Em cada etapa de sua vida, como enfermeira, escritora, pesquisadora ou amiga, Erna Jönk Weingärtner deixou marcas profundas na comunidade brusquense. Sua existência foi um testemunho de dedicação, fé e amor ao próximo, um exemplo de como o trabalho e a memória podem caminhar juntos na construção do bem comum.
Hoje, ao evocarmos sua trajetória, reconhecemos em Erna a síntese de uma geração que soube transformar dever em missão, e fé em serviço. Sua vida encerra a harmonia entre a prática e o espírito, entre o gesto e a palavra, entre o passado que se preserva e o presente que se ilumina.
Em uma de suas últimas declarações, feitas a pesquisadora Rosemari Glatz, em 2017, seu esposo, o pastor Lindolfo resumiu o sentimento que os unia: “Experimento o declinar do dia na paz de Deus, ao lado de minha querida esposa Erna, com a qual Deus me presenteou. Assim está chegando ao fim o caminho de minha vida. O círculo continua aberto. Deus vai fechá-lo definitivamente em seu Reino, depois de transformar a sua criatura imperfeita. Louvado seja o seu nome!”

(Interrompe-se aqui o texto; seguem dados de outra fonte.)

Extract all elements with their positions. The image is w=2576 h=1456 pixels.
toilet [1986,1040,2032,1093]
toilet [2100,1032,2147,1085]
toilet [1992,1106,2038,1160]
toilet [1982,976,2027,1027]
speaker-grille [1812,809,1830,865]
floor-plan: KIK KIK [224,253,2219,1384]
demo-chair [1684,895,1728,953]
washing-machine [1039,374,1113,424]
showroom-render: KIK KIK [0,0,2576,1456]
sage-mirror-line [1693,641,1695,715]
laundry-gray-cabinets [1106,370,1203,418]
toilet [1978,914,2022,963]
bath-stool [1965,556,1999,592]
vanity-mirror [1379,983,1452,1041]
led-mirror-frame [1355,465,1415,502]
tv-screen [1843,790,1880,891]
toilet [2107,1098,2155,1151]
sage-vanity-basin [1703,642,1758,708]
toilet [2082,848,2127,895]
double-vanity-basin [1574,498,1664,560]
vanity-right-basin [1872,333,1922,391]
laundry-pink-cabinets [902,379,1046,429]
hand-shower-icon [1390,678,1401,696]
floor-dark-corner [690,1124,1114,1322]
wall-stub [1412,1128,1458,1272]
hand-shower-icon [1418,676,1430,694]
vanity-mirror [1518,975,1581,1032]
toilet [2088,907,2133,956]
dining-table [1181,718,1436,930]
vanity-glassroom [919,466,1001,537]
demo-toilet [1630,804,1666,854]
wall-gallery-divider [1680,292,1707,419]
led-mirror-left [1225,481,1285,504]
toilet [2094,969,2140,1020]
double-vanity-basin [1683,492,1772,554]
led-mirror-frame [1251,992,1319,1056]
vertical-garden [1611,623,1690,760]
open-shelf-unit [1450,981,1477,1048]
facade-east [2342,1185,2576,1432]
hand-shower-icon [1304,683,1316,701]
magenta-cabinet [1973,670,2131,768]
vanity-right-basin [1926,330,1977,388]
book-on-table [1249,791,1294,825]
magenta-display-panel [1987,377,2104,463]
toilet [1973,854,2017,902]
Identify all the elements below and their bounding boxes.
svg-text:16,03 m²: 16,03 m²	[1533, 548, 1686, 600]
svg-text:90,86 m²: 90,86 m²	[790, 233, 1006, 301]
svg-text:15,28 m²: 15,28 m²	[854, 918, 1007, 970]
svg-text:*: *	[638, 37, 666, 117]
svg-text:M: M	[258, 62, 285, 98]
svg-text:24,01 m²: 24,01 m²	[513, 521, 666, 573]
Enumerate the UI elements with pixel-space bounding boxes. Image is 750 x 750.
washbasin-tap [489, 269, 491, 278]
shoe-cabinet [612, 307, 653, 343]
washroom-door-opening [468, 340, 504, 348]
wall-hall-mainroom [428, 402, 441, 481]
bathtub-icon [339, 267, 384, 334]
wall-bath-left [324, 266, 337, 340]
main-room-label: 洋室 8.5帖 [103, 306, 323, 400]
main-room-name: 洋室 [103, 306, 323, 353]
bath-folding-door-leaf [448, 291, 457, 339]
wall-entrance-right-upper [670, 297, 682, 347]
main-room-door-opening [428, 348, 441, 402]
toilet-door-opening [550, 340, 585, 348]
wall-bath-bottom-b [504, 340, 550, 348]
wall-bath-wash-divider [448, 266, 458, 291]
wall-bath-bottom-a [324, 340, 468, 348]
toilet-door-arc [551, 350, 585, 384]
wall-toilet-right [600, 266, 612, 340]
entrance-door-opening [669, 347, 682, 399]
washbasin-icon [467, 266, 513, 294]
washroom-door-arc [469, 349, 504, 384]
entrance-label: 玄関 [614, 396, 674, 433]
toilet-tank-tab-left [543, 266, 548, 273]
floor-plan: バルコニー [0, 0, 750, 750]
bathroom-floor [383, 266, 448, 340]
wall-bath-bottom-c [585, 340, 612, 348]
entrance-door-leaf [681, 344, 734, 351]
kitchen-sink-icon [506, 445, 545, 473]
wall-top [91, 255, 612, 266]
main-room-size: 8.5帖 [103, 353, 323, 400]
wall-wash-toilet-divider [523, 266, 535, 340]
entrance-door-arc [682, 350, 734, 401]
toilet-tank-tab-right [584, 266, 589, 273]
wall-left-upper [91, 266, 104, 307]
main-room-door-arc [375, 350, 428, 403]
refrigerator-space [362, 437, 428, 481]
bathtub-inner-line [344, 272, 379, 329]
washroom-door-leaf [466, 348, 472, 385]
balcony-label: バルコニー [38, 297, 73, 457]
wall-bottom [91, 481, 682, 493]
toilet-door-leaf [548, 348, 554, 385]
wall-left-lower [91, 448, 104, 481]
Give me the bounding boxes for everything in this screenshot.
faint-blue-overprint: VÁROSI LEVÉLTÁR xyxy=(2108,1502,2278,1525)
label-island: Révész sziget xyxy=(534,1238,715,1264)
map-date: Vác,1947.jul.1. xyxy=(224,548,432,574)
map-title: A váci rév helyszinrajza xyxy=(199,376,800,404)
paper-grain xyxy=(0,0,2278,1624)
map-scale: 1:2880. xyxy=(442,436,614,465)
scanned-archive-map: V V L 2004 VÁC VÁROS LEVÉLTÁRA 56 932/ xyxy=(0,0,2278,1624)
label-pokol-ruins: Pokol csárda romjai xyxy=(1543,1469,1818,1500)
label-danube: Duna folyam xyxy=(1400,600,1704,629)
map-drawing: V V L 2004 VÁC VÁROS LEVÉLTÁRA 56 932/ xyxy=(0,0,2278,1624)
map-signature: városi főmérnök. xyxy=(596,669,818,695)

Hoje, Erna partiu serenamente, unindo-se àquele que tanto amou, o Pastor Lindolfo, na paz de Deus. Mas sua presença continua viva nas histórias que contou, nas vidas que ajudou a nascer e nas memórias que preservou. Em Erna Jönk Weingärtner, a história de Brusque encontra um espelho fiel de sua própria essência: trabalho, fé, cultura e amor à vida.